How We Score 50,000 GitHub Repos to Stock the Catalog
The AgentDepot catalog refreshes every morning from GitHub. Here's the exact scoring model we use to decide which 90 skills make the shelf — and what disqualifies a repo immediately.
There are tens of thousands of AI agent repositories on GitHub. Most of them are demos, experiments, or weekend projects that will never see production. About 3% of them are actually production-worthy. Our job is to find that 3%.
The daily crawl
Every morning at 4:00 AM UTC, our crawler indexes GitHub for repositories matching a curated set of agent-related criteria — framework signals, topic tags, file structure patterns.
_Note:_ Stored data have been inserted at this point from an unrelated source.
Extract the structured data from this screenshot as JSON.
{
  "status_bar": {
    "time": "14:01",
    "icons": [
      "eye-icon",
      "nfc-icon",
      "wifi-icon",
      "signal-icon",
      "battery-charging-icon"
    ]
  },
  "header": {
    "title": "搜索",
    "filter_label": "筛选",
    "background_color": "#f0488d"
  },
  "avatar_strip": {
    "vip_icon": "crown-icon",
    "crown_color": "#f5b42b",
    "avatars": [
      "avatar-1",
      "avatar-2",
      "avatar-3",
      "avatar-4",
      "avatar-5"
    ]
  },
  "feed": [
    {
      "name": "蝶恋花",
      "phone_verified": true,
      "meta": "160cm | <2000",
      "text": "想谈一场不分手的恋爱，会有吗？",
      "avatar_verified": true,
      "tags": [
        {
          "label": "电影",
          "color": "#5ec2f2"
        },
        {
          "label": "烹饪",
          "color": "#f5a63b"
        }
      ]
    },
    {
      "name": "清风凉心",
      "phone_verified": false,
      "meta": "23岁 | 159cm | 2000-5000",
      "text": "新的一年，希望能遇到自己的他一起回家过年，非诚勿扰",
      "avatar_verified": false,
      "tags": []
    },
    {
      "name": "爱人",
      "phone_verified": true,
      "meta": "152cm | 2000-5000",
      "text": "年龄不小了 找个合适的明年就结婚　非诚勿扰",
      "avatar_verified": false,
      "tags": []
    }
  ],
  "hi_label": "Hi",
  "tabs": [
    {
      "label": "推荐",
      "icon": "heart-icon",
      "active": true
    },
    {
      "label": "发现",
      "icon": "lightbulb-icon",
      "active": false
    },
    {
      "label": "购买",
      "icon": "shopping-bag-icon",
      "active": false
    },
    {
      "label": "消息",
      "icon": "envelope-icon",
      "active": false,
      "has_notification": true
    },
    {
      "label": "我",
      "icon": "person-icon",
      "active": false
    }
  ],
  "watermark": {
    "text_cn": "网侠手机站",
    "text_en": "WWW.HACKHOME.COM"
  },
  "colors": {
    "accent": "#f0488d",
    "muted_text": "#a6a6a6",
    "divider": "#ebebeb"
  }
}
We collect roughly 50,000 repos per run. From there, every repo goes through our 100-point scoring model.
The four scoring dimensions
- →Maintenance Activity (25 pts): Commit frequency over the last 90 days, open issue response time, PR merge rate. A repo that hasn't been touched in six months gets a zero here — bugs pile up, dependencies rot, it stops working.
- →Documentation Quality (25 pts): README completeness, inline code comments, example configurations, and deployment guides. If a non-technical user can't understand what this agent does in 60 seconds, it doesn't belong in a marketplace.
- →Production Readiness (25 pts): Test coverage percentage, error handling patterns, environment variable hygiene, graceful degradation. We specifically look for hardcoded secrets, missing try/catch blocks, and SQL injection vectors.
- →AgentCore Compatibility (25 pts): AWS Bedrock AgentCore schema adherence, IAM permission posture, cold-start profile, and response format compliance. A skill that's beautiful but can't run on AgentCore is useless to us.
What gets disqualified immediately
Some signals are automatic disqualifiers regardless of overall score. A hardcoded API key in source code means an immediate zero — we won't ship a security liability. A license that doesn't permit commercial use gets removed. Repos with active CVEs that haven't been patched in 30 days are pulled. And anything scoring below 60 overall doesn't make the shelf.
The top 90
After scoring, we rank the candidates and select the top 90 across the nine function categories — marketing, sales, customer service, operations, finance, content, dev, HR, and design. We try to maintain roughly equal distribution across categories, with some flexibility based on what GitHub is actually producing in any given week.
A skill that was in the catalog yesterday can be removed today if its maintenance score drops. The catalog is a live ranking, not a permanent list.
Why this matters for you
If you deploy a skill from AgentDepot, you're not gambling on an experiment. You're deploying the top-ranked production agent in its category, validated this morning against current GitHub state. When you see a quality score of 87, that number is specific: 22/25 maintenance, 23/25 documentation, 20/25 production readiness, 22/25 AgentCore compatibility.